Le Parti du Centre du Premier ministre sortant Juha Sipilä est lui relégué à la quatrième place, perdant 18 sièges. Juha Sipilä a rapidement reconnu sa défaite «Nous sommes les plus grands perdants de cette élection», a-t-il regretté.

La question de l’immigration au cœur de la campagne

«Je ne m’attendais pas à un tel résultat, personne ne s’attendait à cela», a réagi de son côté Jussi Halla-aho, chef de file des Vrais Finlandais, devant des militants à Helsinki. La formation a plus que doublé son nombre de sièges, passant de 17 à 39.

En 2015, le parti d’extrême droite était entré dans le gouvernement de centre-droit. Ce choix politique ainsi que la modération de ses positions, notamment sur l’Europe, avaient été perçus comme une trahison par ses militants les plus radicaux. En 2017, les Vrais Finlandais ont finalement implosé et quitté le gouvernement: une majorité de leurs députés ont fondé Nouvelle Alternative (rebaptisée Réforme bleue par la suite), parti qui est resté au pouvoir, les autres se ralliant à son nouveau président, le faucon anti-immigration Jussi Halla-aho.

Depuis, le parti s’est porté, avec la question de l’immigration, sur le devant de la scène lors de la campagne.

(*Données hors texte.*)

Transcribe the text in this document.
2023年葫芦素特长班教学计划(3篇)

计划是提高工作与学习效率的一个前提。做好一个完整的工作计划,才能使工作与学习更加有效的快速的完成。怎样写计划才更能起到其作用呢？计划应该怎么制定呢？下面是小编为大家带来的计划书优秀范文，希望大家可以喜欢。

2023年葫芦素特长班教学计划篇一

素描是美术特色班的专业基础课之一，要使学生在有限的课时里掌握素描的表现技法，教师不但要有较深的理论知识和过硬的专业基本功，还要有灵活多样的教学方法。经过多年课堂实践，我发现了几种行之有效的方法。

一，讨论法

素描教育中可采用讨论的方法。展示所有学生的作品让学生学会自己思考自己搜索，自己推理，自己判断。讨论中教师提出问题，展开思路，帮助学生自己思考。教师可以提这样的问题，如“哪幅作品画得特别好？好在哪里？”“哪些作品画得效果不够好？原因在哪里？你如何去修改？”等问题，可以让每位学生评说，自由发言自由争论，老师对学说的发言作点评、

En Finlande, quelque 6,6% des 5,5 millions d’habitants sont nés à l’étranger.

Lire aussi: Les pays nordiques en difficulté face à l’afflux de migrants

En décembre et janvier, une dizaine d’hommes d’origine étrangère soupçonnés d’agressions sexuelles ont été arrêtés. Ces affaires très médiatisées ont suscité l’indignation dans le pays et une vague de soutien aux Vrais Finlandais. La formation s’est engagée à réduire considérablement l’immigration et renforcer les règles d’asile.

Le parti dénonce également l’«hystérie climatique» de ses adversaires, affirmant que les citoyens ne doivent pas payer pour des mesures supplémentaires contre le changement climatique.

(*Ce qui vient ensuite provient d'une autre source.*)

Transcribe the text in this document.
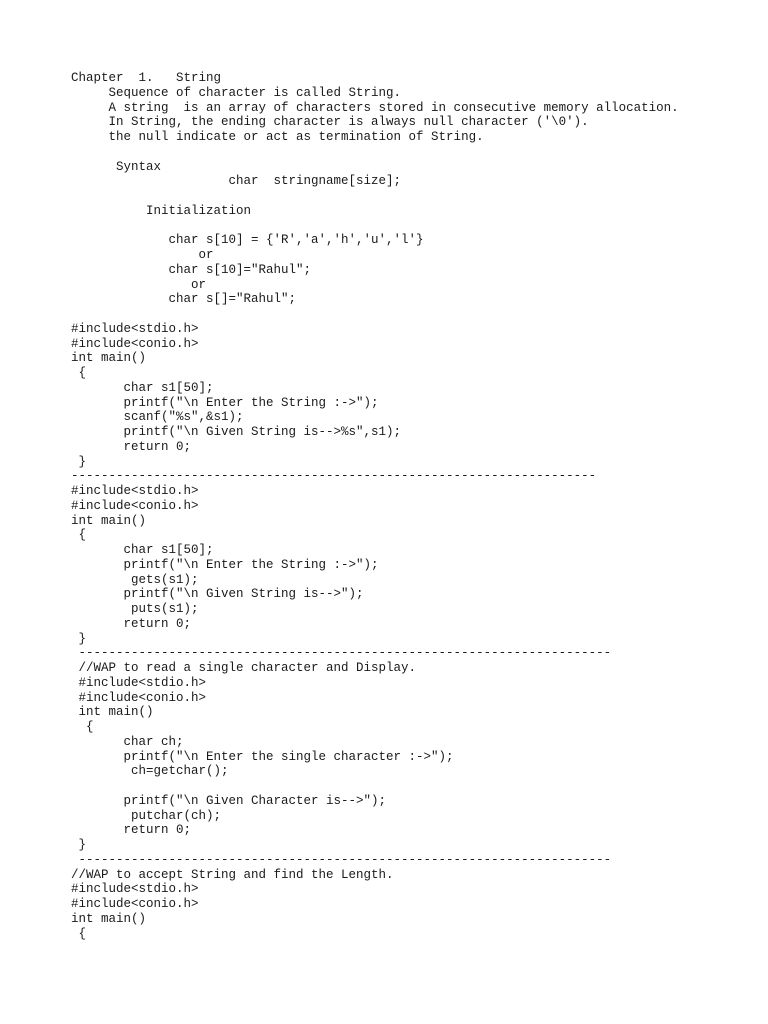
Chapter  1.   String
Sequence of character is called String.
A string  is an array of characters stored in consecutive memory allocation.
In String, the ending character is always null character ('\0').
the null indicate or act as termination of String.
Syntax
char  stringname[size];
Initialization
char s[10] = {'R','a','h','u','l'}
or
char s[10]="Rahul";
or
char s[]="Rahul";
#include<stdio.h>
#include<conio.h>
int main()
{
char s1[50];
printf("\n Enter the String :->");
scanf("%s",&s1);
printf("\n Given String is-->%s",s1);
return 0;
}
----------------------------------------------------------------------
#include<stdio.h>
#include<conio.h>
int main()
{
char s1[50];
printf("\n Enter the String :->");
gets(s1);
printf("\n Given String is-->");
puts(s1);
return 0;
}
-----------------------------------------------------------------------
//WAP to read a single character and Display.
#include<stdio.h>
#include<conio.h>
int main()
{
char ch;
printf("\n Enter the single character :->");
ch=getchar();
printf("\n Given Character is-->");
putchar(ch);
return 0;
}
-----------------------------------------------------------------------
//WAP to accept String and find the Length.
#include<stdio.h>
#include<conio.h>
int main()
{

Une coalition encore incertaine

La Finlande a un scrutin proportionnel et une culture politique du consensus qui portent au pouvoir des coalitions hétéroclites.

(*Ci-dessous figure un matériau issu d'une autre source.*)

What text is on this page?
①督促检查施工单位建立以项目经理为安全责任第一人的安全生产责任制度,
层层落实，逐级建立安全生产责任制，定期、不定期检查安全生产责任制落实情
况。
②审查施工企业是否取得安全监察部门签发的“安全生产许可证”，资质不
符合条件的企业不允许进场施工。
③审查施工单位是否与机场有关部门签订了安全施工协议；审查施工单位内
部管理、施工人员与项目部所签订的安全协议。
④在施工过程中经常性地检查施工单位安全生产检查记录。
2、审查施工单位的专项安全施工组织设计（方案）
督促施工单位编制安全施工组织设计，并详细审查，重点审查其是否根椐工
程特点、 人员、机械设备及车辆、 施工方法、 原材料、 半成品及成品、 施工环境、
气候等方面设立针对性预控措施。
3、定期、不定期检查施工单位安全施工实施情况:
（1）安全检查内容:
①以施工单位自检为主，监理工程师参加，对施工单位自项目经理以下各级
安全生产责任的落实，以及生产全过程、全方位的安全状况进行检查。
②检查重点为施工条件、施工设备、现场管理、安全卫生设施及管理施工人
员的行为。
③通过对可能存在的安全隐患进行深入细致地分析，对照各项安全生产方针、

Dimanche, Jussi Halla-aho s’est dit ouvert à une coalition «mais pas à n’importe quel prix». De son côté, Antti Rinne a d’ores et déjà assuré vouloir former un gouvernement «avant fin mai», et n’a pas écarté la possibilité d’une collaboration avec les Vrais Finlandais, affirmant qu’il avait «des questions» à poser au parti. «Certaines des questions porteront sur les valeurs», a déclaré Antti Rinne aux médias finlandais. «Les valeurs du parti social-démocrate sont très importantes, c’est le ciment qui maintiendra le gouvernement uni», a-t-il ajouté.

Pour la chroniqueuse politique Sini Korpinen, la politique finlandaise se dirige vers une «grande coalition» gauche-droite, composée des sociaux-démocrates, du Parti de la coalition nationale, mais aussi des Verts, de l’Alliance de gauche et du parti populaire suédois (libéraux). Les Vrais Finlandais resteraient dans l’opposition selon elle. «On risque de connaître la même situation que sous Jyrki Katainen», chef d’un gouvernement de coalition composé de six partis entre 2011 et 2015, désavoué par son absence de résultats, a-t-elle expliqué.

Lire l’article lié: Le ministre finlandais des Finances veut mettre fin à l’expérience du RBI

Le défi du prochain gouvernement sera aussi de s’attaquer à l’épineuse question de la protection sociale – l’Etat-providence finlandais est l’un des plus généreux au monde –, dans un contexte de vieillissement de la population et de baisse du taux de natalité. Parallèlement, la croissance devrait ralentir.